A la vista de la trayectoria de las energías renovables y del coste económico actual, señalan que ya no ven real superar el límite más extremo de 5,7 °C para el año 2.100. Sin embargo, ven imposible cualquier subida de 1,9 °C.


El aumento de la temperatura global ha alcanzado casi los 1,5°C, y los científicos están trabajando intensamente en la previsión de escenarios climáticos posibles para el año 2.100 con la mayor precisión posible. La iniciativa internacional para la evaluación de los modelos climáticos ha reexaminado sus proyecciones para el futuro. en 2023 se inició la remodelación de los anteriores (CMIP6) y las nuevas proyecciones (CMIP7) ilustran el impacto de las medidas adoptadas hasta la fecha para hacer frente al cambio climático. El estudio deja noticias agridulces:

Noticias dulces: los científicos creen que la expansión internacional de las energías renovables y que, por tanto, ya son más baratas que los combustibles fósiles, hace irreversible el rumbo tomado por las renovables. Esto ha dejado los primeros resultados: ya no se ve realista que ocurra la proyección climática más extrema que se representaba hasta ahora, que llegue a 5,7 ºC. Son un indicador de la capacidad de la sociedad para influir en la transición energética.

Noticias saladas: a la vista de los lentos ritmos de transformación de las políticas climáticas, los científicos ven imposible incluso quedarse en la mejor proyección de un aumento de 1,9°C. Recuerdan que para salir de la situación de emergencia que aún falta mucho, es imprescindible tomar medidas más drásticas.

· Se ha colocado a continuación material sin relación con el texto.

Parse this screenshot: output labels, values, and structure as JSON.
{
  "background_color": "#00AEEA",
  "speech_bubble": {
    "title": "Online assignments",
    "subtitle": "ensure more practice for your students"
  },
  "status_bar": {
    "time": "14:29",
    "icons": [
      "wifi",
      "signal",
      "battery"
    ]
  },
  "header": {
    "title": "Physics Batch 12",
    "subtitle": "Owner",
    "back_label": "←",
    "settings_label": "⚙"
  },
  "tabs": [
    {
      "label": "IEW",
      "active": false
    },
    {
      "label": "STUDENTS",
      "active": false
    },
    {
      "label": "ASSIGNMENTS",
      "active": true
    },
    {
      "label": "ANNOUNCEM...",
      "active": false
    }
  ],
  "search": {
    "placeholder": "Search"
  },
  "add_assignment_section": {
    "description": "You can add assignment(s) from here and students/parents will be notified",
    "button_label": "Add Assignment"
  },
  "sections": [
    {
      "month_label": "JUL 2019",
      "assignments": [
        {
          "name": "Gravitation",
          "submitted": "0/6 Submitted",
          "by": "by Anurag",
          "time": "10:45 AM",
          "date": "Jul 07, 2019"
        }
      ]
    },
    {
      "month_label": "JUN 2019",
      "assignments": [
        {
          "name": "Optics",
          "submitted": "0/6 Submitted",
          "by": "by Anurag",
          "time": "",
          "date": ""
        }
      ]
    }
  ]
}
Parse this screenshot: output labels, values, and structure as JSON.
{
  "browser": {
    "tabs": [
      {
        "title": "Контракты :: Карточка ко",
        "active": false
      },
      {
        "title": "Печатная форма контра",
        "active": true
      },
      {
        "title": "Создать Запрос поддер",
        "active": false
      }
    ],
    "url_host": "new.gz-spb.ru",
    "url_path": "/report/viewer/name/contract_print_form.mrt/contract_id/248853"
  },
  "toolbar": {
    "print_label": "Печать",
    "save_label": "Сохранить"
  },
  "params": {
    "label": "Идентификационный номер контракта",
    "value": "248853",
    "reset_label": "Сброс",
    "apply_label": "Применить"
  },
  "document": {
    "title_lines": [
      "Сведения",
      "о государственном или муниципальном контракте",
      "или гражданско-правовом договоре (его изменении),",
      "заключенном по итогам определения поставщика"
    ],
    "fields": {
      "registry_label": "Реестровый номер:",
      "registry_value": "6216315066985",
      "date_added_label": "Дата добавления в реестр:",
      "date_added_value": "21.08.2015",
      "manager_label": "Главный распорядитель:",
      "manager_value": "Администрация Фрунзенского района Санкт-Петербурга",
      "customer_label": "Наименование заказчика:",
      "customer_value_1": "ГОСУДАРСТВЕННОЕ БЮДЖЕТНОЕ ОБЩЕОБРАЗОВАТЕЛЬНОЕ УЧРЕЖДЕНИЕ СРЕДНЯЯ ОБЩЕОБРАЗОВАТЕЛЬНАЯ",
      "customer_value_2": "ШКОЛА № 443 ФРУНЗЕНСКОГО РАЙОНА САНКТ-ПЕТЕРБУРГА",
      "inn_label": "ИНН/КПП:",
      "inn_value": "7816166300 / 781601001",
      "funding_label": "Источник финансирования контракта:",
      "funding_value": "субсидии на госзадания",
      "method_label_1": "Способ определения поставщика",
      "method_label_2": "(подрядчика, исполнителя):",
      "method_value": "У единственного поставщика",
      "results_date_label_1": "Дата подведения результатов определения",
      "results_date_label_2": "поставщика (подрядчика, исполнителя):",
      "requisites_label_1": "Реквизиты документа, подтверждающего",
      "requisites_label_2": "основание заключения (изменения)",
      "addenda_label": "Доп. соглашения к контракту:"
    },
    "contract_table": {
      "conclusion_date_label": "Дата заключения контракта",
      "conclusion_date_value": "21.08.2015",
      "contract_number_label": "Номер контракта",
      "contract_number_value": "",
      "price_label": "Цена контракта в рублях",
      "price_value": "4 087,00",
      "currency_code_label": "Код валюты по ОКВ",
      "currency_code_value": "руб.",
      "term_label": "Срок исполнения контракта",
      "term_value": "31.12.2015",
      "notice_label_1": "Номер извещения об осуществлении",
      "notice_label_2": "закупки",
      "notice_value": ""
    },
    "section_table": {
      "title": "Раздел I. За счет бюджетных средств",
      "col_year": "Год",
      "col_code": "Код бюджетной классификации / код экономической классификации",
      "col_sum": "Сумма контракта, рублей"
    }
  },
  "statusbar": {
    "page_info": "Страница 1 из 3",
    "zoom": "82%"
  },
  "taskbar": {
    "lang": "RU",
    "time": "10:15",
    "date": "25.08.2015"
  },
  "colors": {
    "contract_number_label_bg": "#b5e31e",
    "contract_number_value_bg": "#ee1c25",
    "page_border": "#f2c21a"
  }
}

El estudio también ha puesto sobre la mesa otras reflexiones. Hasta ahora, la mayoría de los escenarios climáticos se han proyectado hasta finales de siglo, pero los investigadores creen que también es necesario estudiar la evolución más allá del siglo XXI. Esto tiene dos objetivos principales. Por un lado, comprender la dinámica que adoptarían los sistemas de la Tierra en caso de estabilización de la concentración de CO2 en la atmósfera a un nivel determinado y evaluar si existe riesgo de cambio irreversible superando los puntos de inflexión. Por otro lado, investigar si el logro de emisiones negativas a largo plazo en una década u otra afectaría a la capacidad de un cambio climático reversible. Por lo tanto, la ciencia climática sigue enfrentando importantes desafíos.